Notre première génération faisait justement ses premières armes politiques sans s'en rendre compte, elle n'était pas préparée, formée au jeu perfide des partis.


La réalité sociale ne les aidait pas non plus, racisme, chômage, maillage et contrôle du tissu associatif....

Aujourd'hui, trois générations après nous citoyens militants indépendants des quartiers populaires ne croyons plus ou n'avons jamais cru à votre République des partis.


Celle d'une élite politique qui s'habille des apparats de la République et qui ne fonctionne en réalité, que comme une oligarchie politicarde.


Renfermée sur elle-même pour la sauvegarde des privilèges que lui confèrent les centres de pouvoirs.


C'est pourquoi nous réitérons notre appel en prenant à témoin la population des quartiers, de demander aux leaders d'opinion politiques qui sont issus des quartiers populaires et/ou de la diversité, sur un plan national, régional mais surtout local nous concernants à ICI Vénissieux.


À quitter leurs partis qui ont démontré une incapacité à régler les problèmes de nos cités, les aggravant même.

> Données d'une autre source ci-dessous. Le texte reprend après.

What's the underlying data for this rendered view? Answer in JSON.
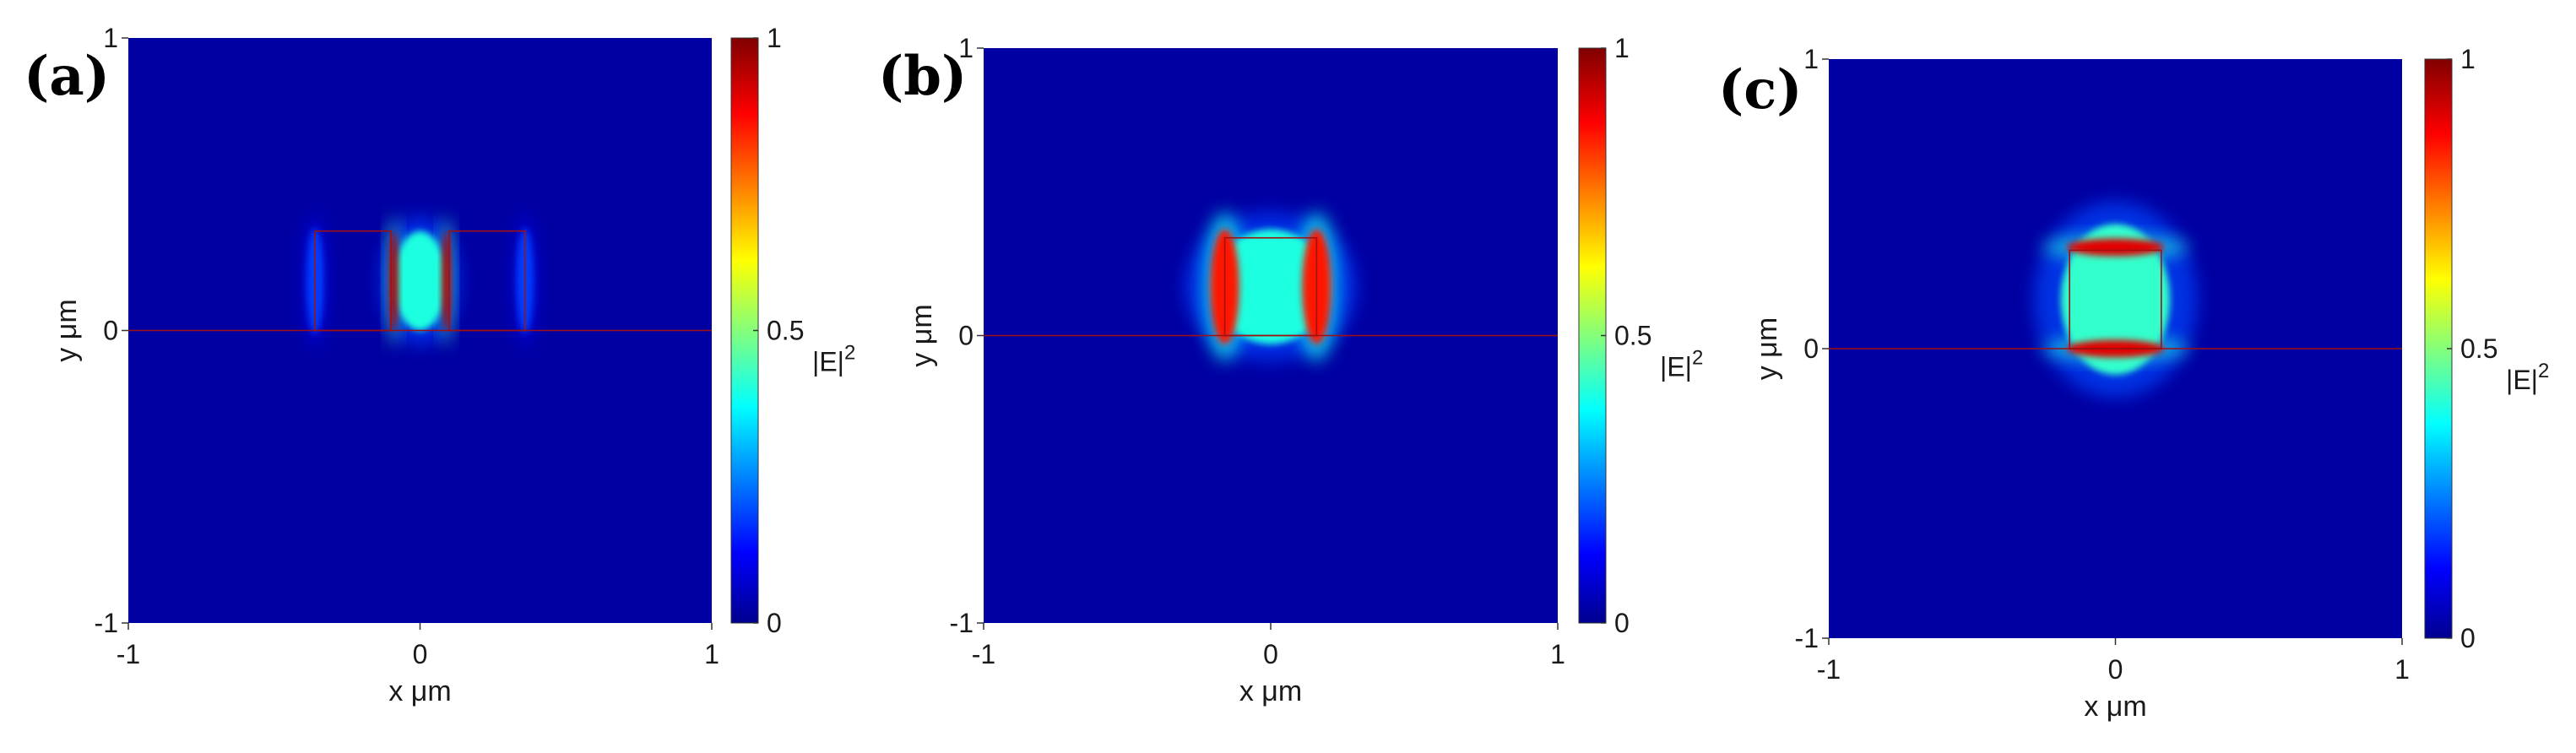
{
  "colormap": [
    "#00008f",
    "#0000ff",
    "#00ffff",
    "#ffff00",
    "#ff0000",
    "#800000"
  ],
  "chart_data": [
    {
      "type": "heatmap",
      "panel_label": "(a)",
      "xlabel": "x μm",
      "ylabel": "y μm",
      "xlim": [
        -1,
        1
      ],
      "ylim": [
        -1,
        1
      ],
      "x_ticks": [
        "-1",
        "0",
        "1"
      ],
      "y_ticks": [
        "-1",
        "0",
        "1"
      ],
      "colorbar": {
        "label": "|E|",
        "label_sup": "2",
        "range": [
          0,
          1
        ],
        "ticks": [
          "0",
          "0.5",
          "1"
        ]
      },
      "structure": "two rectangular waveguides separated by a narrow slot, on a substrate line at y = 0",
      "rects": [
        {
          "x0": -0.36,
          "x1": -0.1,
          "y0": 0.0,
          "y1": 0.34
        },
        {
          "x0": 0.1,
          "x1": 0.36,
          "y0": 0.0,
          "y1": 0.34
        }
      ],
      "substrate_y": 0.0,
      "field_spots": [
        {
          "x": 0.0,
          "y": 0.17,
          "rx": 0.09,
          "ry": 0.17,
          "intensity": 0.4
        },
        {
          "x": -0.09,
          "y": 0.17,
          "rx": 0.015,
          "ry": 0.17,
          "intensity": 0.95
        },
        {
          "x": 0.09,
          "y": 0.17,
          "rx": 0.015,
          "ry": 0.17,
          "intensity": 0.95
        },
        {
          "x": -0.36,
          "y": 0.17,
          "rx": 0.03,
          "ry": 0.18,
          "intensity": 0.18
        },
        {
          "x": 0.36,
          "y": 0.17,
          "rx": 0.03,
          "ry": 0.18,
          "intensity": 0.18
        }
      ]
    },
    {
      "type": "heatmap",
      "panel_label": "(b)",
      "xlabel": "x μm",
      "ylabel": "y μm",
      "xlim": [
        -1,
        1
      ],
      "ylim": [
        -1,
        1
      ],
      "x_ticks": [
        "-1",
        "0",
        "1"
      ],
      "y_ticks": [
        "-1",
        "0",
        "1"
      ],
      "colorbar": {
        "label": "|E|",
        "label_sup": "2",
        "range": [
          0,
          1
        ],
        "ticks": [
          "0",
          "0.5",
          "1"
        ]
      },
      "structure": "single rectangular waveguide on a substrate line at y = 0",
      "rects": [
        {
          "x0": -0.16,
          "x1": 0.16,
          "y0": 0.0,
          "y1": 0.34
        }
      ],
      "substrate_y": 0.0,
      "field_spots": [
        {
          "x": 0.0,
          "y": 0.17,
          "rx": 0.2,
          "ry": 0.2,
          "intensity": 0.4
        },
        {
          "x": -0.16,
          "y": 0.17,
          "rx": 0.05,
          "ry": 0.2,
          "intensity": 0.85
        },
        {
          "x": 0.16,
          "y": 0.17,
          "rx": 0.05,
          "ry": 0.2,
          "intensity": 0.85
        }
      ]
    },
    {
      "type": "heatmap",
      "panel_label": "(c)",
      "xlabel": "x μm",
      "ylabel": "y μm",
      "xlim": [
        -1,
        1
      ],
      "ylim": [
        -1,
        1
      ],
      "x_ticks": [
        "-1",
        "0",
        "1"
      ],
      "y_ticks": [
        "-1",
        "0",
        "1"
      ],
      "colorbar": {
        "label": "|E|",
        "label_sup": "2",
        "range": [
          0,
          1
        ],
        "ticks": [
          "0",
          "0.5",
          "1"
        ]
      },
      "structure": "single rectangular waveguide on a substrate line at y = 0",
      "rects": [
        {
          "x0": -0.16,
          "x1": 0.16,
          "y0": 0.0,
          "y1": 0.34
        }
      ],
      "substrate_y": 0.0,
      "field_spots": [
        {
          "x": 0.0,
          "y": 0.17,
          "rx": 0.19,
          "ry": 0.26,
          "intensity": 0.42
        },
        {
          "x": 0.0,
          "y": 0.35,
          "rx": 0.17,
          "ry": 0.03,
          "intensity": 0.9
        },
        {
          "x": 0.0,
          "y": 0.0,
          "rx": 0.17,
          "ry": 0.03,
          "intensity": 0.9
        }
      ]
    }
  ]
}
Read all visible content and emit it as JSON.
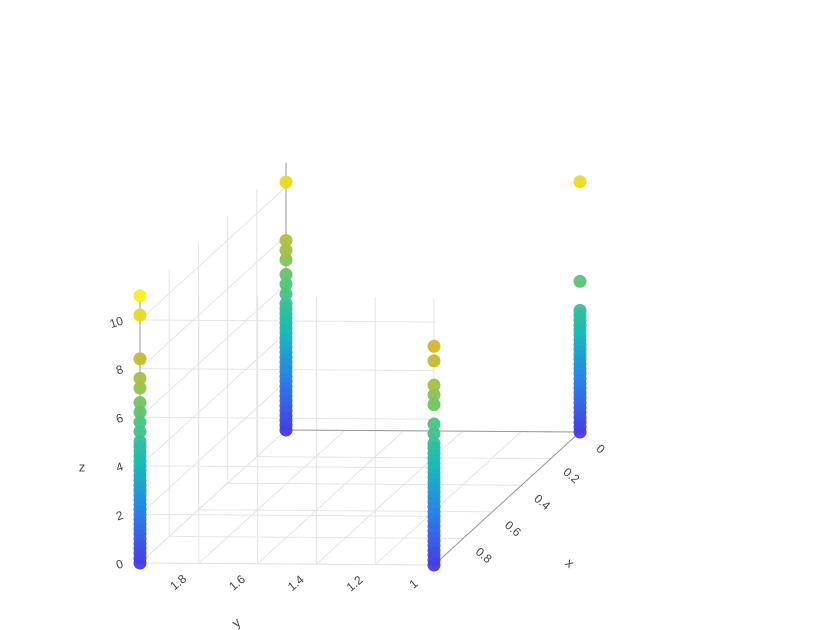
{
  "chart_data": {
    "type": "scatter3d",
    "axes": {
      "x": {
        "title": "x",
        "range": [
          0,
          1
        ],
        "tickvals": [
          0,
          0.2,
          0.4,
          0.6,
          0.8
        ],
        "ticktext": [
          "0",
          "0.2",
          "0.4",
          "0.6",
          "0.8"
        ]
      },
      "y": {
        "title": "y",
        "range": [
          1,
          2
        ],
        "tickvals": [
          1,
          1.2,
          1.4,
          1.6,
          1.8
        ],
        "ticktext": [
          "1",
          "1.2",
          "1.4",
          "1.6",
          "1.8"
        ]
      },
      "z": {
        "title": "z",
        "range": [
          0,
          11
        ],
        "tickvals": [
          0,
          2,
          4,
          6,
          8,
          10
        ],
        "ticktext": [
          "0",
          "2",
          "4",
          "6",
          "8",
          "10"
        ]
      }
    },
    "colorscale": {
      "name": "Plasma-like",
      "cmin": 0,
      "cmax": 11
    },
    "grid": true,
    "legend": false,
    "columns": [
      {
        "x": 0,
        "y": 1,
        "z": [
          0,
          0.2,
          0.4,
          0.6,
          0.8,
          1.0,
          1.2,
          1.4,
          1.6,
          1.8,
          2.0,
          2.2,
          2.4,
          2.6,
          2.8,
          3.0,
          3.2,
          3.4,
          3.6,
          3.8,
          4.0,
          4.2,
          4.4,
          4.6,
          4.8,
          5.0,
          6.2,
          10.3
        ]
      },
      {
        "x": 1,
        "y": 1,
        "z": [
          0,
          0.2,
          0.4,
          0.6,
          0.8,
          1.0,
          1.2,
          1.4,
          1.6,
          1.8,
          2.0,
          2.2,
          2.4,
          2.6,
          2.8,
          3.0,
          3.2,
          3.4,
          3.6,
          3.8,
          4.0,
          4.2,
          4.4,
          4.6,
          4.8,
          5.0,
          5.4,
          5.8,
          6.6,
          7.0,
          7.4,
          8.4,
          9.0
        ]
      },
      {
        "x": 0,
        "y": 2,
        "z": [
          0,
          0.2,
          0.4,
          0.6,
          0.8,
          1.0,
          1.2,
          1.4,
          1.6,
          1.8,
          2.0,
          2.2,
          2.4,
          2.6,
          2.8,
          3.0,
          3.2,
          3.4,
          3.6,
          3.8,
          4.0,
          4.2,
          4.4,
          4.6,
          4.8,
          5.0,
          5.2,
          5.6,
          6.0,
          6.4,
          7.0,
          7.4,
          7.8,
          10.2
        ]
      },
      {
        "x": 1,
        "y": 2,
        "z": [
          0,
          0.2,
          0.4,
          0.6,
          0.8,
          1.0,
          1.2,
          1.4,
          1.6,
          1.8,
          2.0,
          2.2,
          2.4,
          2.6,
          2.8,
          3.0,
          3.2,
          3.4,
          3.6,
          3.8,
          4.0,
          4.2,
          4.4,
          4.6,
          4.8,
          5.0,
          5.4,
          5.8,
          6.2,
          6.6,
          7.2,
          7.6,
          8.4,
          10.2,
          11.0
        ]
      }
    ]
  }
}
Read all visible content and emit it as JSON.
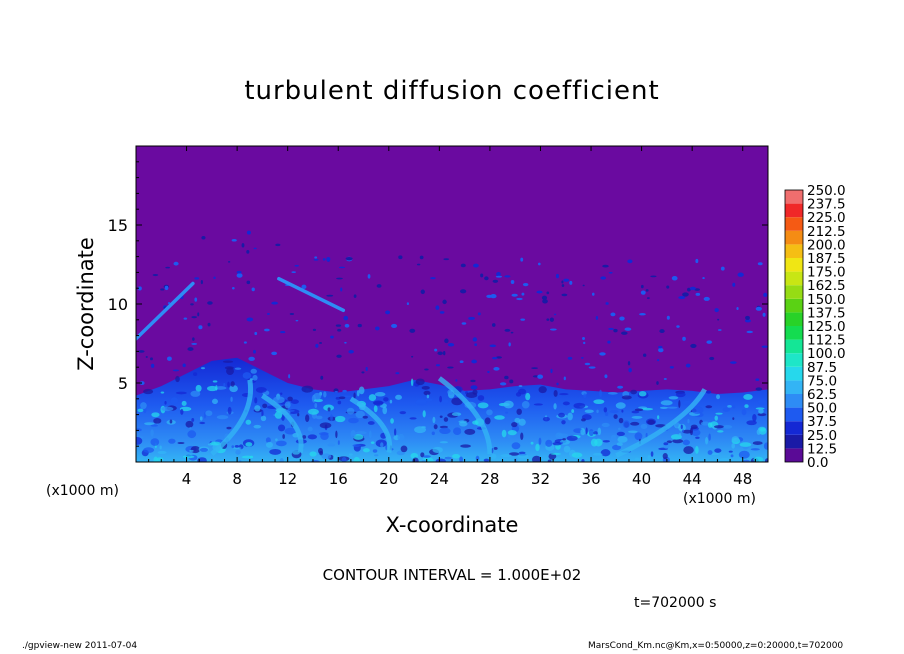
{
  "chart_data": {
    "type": "heatmap",
    "title": "turbulent diffusion coefficient",
    "xlabel": "X-coordinate",
    "ylabel": "Z-coordinate",
    "x_unit_label": "(x1000 m)",
    "y_unit_label": "(x1000 m)",
    "xlim": [
      0,
      50
    ],
    "ylim": [
      0,
      20
    ],
    "x_ticks": [
      4,
      8,
      12,
      16,
      20,
      24,
      28,
      32,
      36,
      40,
      44,
      48
    ],
    "y_ticks": [
      5,
      10,
      15
    ],
    "colorbar": {
      "levels": [
        "0.0",
        "12.5",
        "25.0",
        "37.5",
        "50.0",
        "62.5",
        "75.0",
        "87.5",
        "100.0",
        "112.5",
        "125.0",
        "137.5",
        "150.0",
        "162.5",
        "175.0",
        "187.5",
        "200.0",
        "212.5",
        "225.0",
        "237.5",
        "250.0"
      ],
      "colors": [
        "#5a0a96",
        "#1a1aa6",
        "#1428d4",
        "#1e5af0",
        "#2e8cf5",
        "#33b4f5",
        "#26d8ec",
        "#1ee6c8",
        "#14e696",
        "#14dc50",
        "#28d228",
        "#5ad214",
        "#96dc14",
        "#c8e614",
        "#f0e614",
        "#f5be14",
        "#f58c14",
        "#f55a14",
        "#f02828",
        "#f06e6e"
      ],
      "background_level_color": "#6a0aa0"
    },
    "field_description_points": {
      "turbulent_layer_top_km": [
        4.2,
        4.8,
        5.6,
        6.4,
        6.6,
        5.8,
        5.0,
        4.6,
        4.4,
        4.6,
        4.8,
        5.2,
        4.9,
        4.5,
        4.6,
        4.8,
        4.9,
        4.6,
        4.5,
        4.4,
        4.5,
        4.6,
        4.5,
        4.3,
        4.4,
        4.6
      ],
      "x_km": [
        0,
        2,
        4,
        6,
        8,
        10,
        12,
        14,
        16,
        18,
        20,
        22,
        24,
        26,
        28,
        30,
        32,
        34,
        36,
        38,
        40,
        42,
        44,
        46,
        48,
        50
      ]
    },
    "contour_interval_text": "CONTOUR INTERVAL = 1.000E+02",
    "time_text": "t=702000  s"
  },
  "footer": {
    "left": "./gpview-new  2011-07-04",
    "right": "MarsCond_Km.nc@Km,x=0:50000,z=0:20000,t=702000"
  }
}
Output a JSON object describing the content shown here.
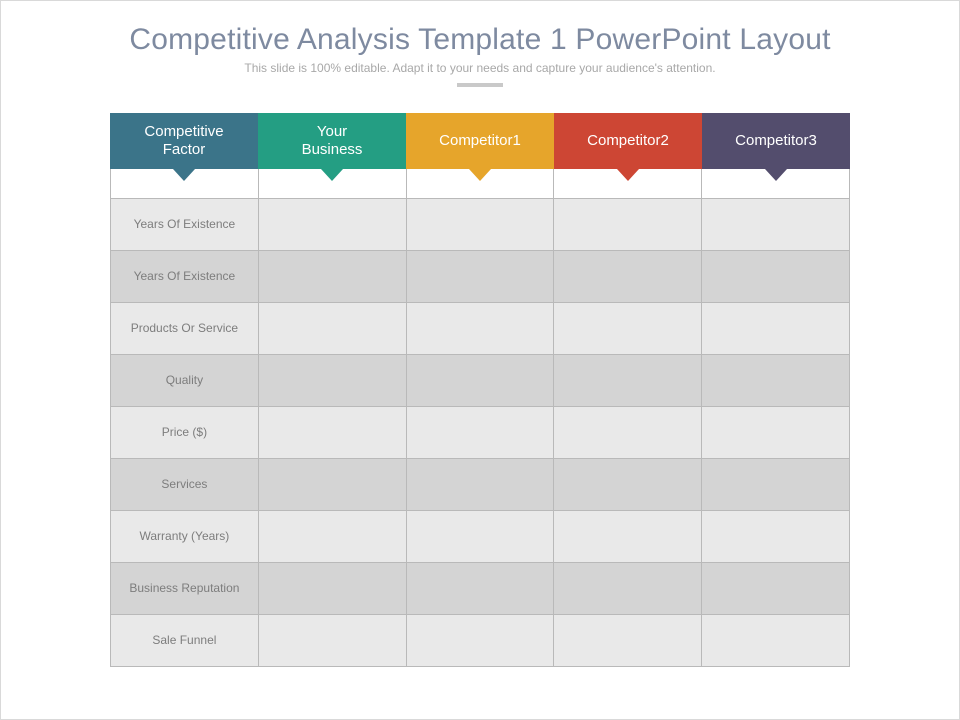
{
  "title": {
    "text": "Competitive Analysis Template 1 PowerPoint Layout",
    "color": "#7e8aa0",
    "fontsize": 30
  },
  "subtitle": {
    "text": "This slide is 100% editable. Adapt it to your needs and capture your audience's attention.",
    "color": "#a8a8a8",
    "fontsize": 12
  },
  "divider_color": "#c9c9c9",
  "table": {
    "header_fontsize": 15,
    "columns": [
      {
        "label": "Competitive\nFactor",
        "bg": "#3b7489"
      },
      {
        "label": "Your\nBusiness",
        "bg": "#249e83"
      },
      {
        "label": "Competitor1",
        "bg": "#e6a52b"
      },
      {
        "label": "Competitor2",
        "bg": "#cd4634"
      },
      {
        "label": "Competitor3",
        "bg": "#534d6d"
      }
    ],
    "rows": [
      {
        "label": "Years Of Existence"
      },
      {
        "label": "Years Of Existence"
      },
      {
        "label": "Products Or Service"
      },
      {
        "label": "Quality"
      },
      {
        "label": "Price ($)"
      },
      {
        "label": "Services"
      },
      {
        "label": "Warranty (Years)"
      },
      {
        "label": "Business Reputation"
      },
      {
        "label": "Sale Funnel"
      }
    ],
    "row_bg_even": "#e9e9e9",
    "row_bg_odd": "#d4d4d4",
    "border_color": "#b9b9b9",
    "label_color": "#7d7d7d",
    "label_fontsize": 12
  }
}
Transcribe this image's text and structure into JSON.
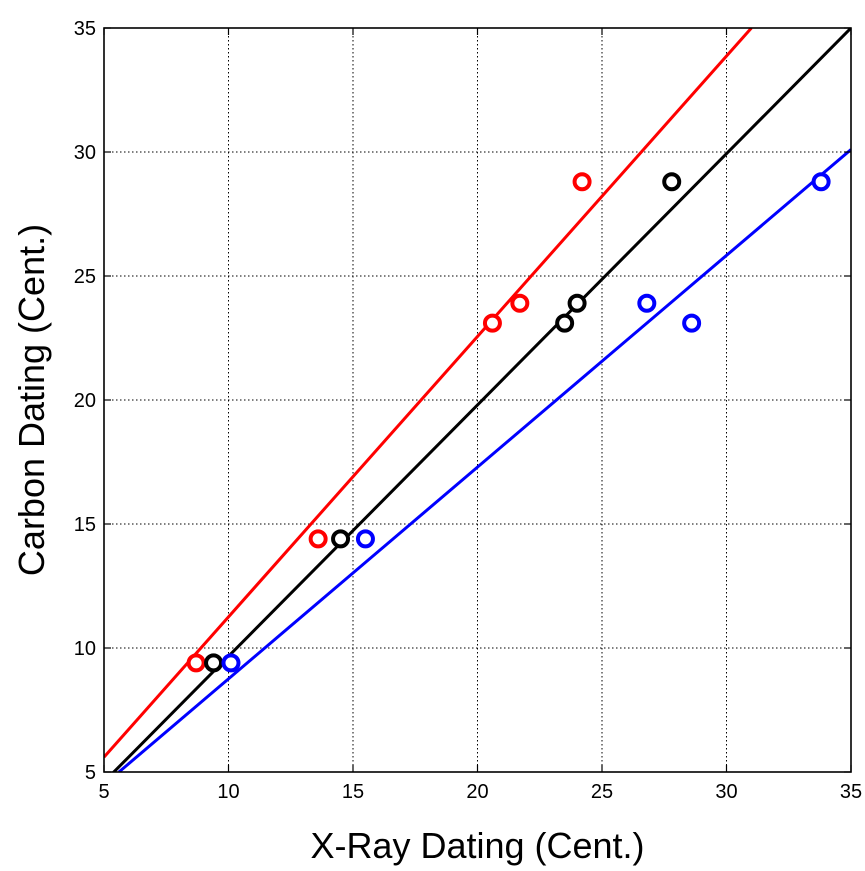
{
  "chart_data": {
    "type": "scatter",
    "title": "",
    "xlabel": "X-Ray Dating (Cent.)",
    "ylabel": "Carbon Dating (Cent.)",
    "xlim": [
      5,
      35
    ],
    "ylim": [
      5,
      35
    ],
    "xticks": [
      5,
      10,
      15,
      20,
      25,
      30,
      35
    ],
    "yticks": [
      5,
      10,
      15,
      20,
      25,
      30,
      35
    ],
    "grid": true,
    "series": [
      {
        "color": "#ff0000",
        "points": [
          [
            8.7,
            9.4
          ],
          [
            13.6,
            14.4
          ],
          [
            20.6,
            23.1
          ],
          [
            21.7,
            23.9
          ],
          [
            24.2,
            28.8
          ]
        ],
        "fit_line": {
          "x": [
            5,
            31
          ],
          "y": [
            5.6,
            35
          ]
        }
      },
      {
        "color": "#000000",
        "points": [
          [
            9.4,
            9.4
          ],
          [
            14.5,
            14.4
          ],
          [
            23.5,
            23.1
          ],
          [
            24.0,
            23.9
          ],
          [
            27.8,
            28.8
          ]
        ],
        "fit_line": {
          "x": [
            5,
            35
          ],
          "y": [
            4.6,
            35
          ]
        }
      },
      {
        "color": "#0000ff",
        "points": [
          [
            10.1,
            9.4
          ],
          [
            15.5,
            14.4
          ],
          [
            26.8,
            23.9
          ],
          [
            28.6,
            23.1
          ],
          [
            33.8,
            28.8
          ]
        ],
        "fit_line": {
          "x": [
            5.6,
            35
          ],
          "y": [
            5,
            30.1
          ]
        }
      }
    ]
  }
}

À se rassembler avec les forces vives et indépendantes des quartiers populaires et (re)construire une nouvelle force politique véritablement citoyenne et qui coupe définitivement avec les pratiques politiques d'aujourd'hui.


Pour être une force en matière de propositions novatrices, qui ne sera bloquées par aucun carcan idéologique, Historique ou de groupe d’intérêts en tous genres: économiques, ultrareligieux ou ultra-laicistes...


Au croisement des maux qui touche notre pays, nous avons la conviction à ici Vénissieux que l'une des clefs politiques principales des problèmes qui touchent notre société, se trouve dans l'expertise connue et vécue dans les quartiers populaires.

La vie de nos cités ne doit plus être dirigée pas des partis mais par nous citoyens ainsi la République redeviendra "Res Publica", la chose publique, au peuple !

Zaimisme (1) :( dérivé l'arabe Zaim+suff)... "esprit de suivisme à l'égard du chef, attitude qui consiste à suivre aveuglement le(s) leader(s)"

Koursi(2) : Siège sur lequel avait droit de s'assoir les émir à l'époque de l'empire ottomans, expréssion populaire utilisée au Maghreb pour signifier la chasse aux places de pouvoir synonyme de puissance et d'argent.

Bougnoule(3) Appellation insultante et raciste envers les Maghrébins ou les Arabes.

L'appelation "Bougnoule" était (déja) employé au temps du colonialisme.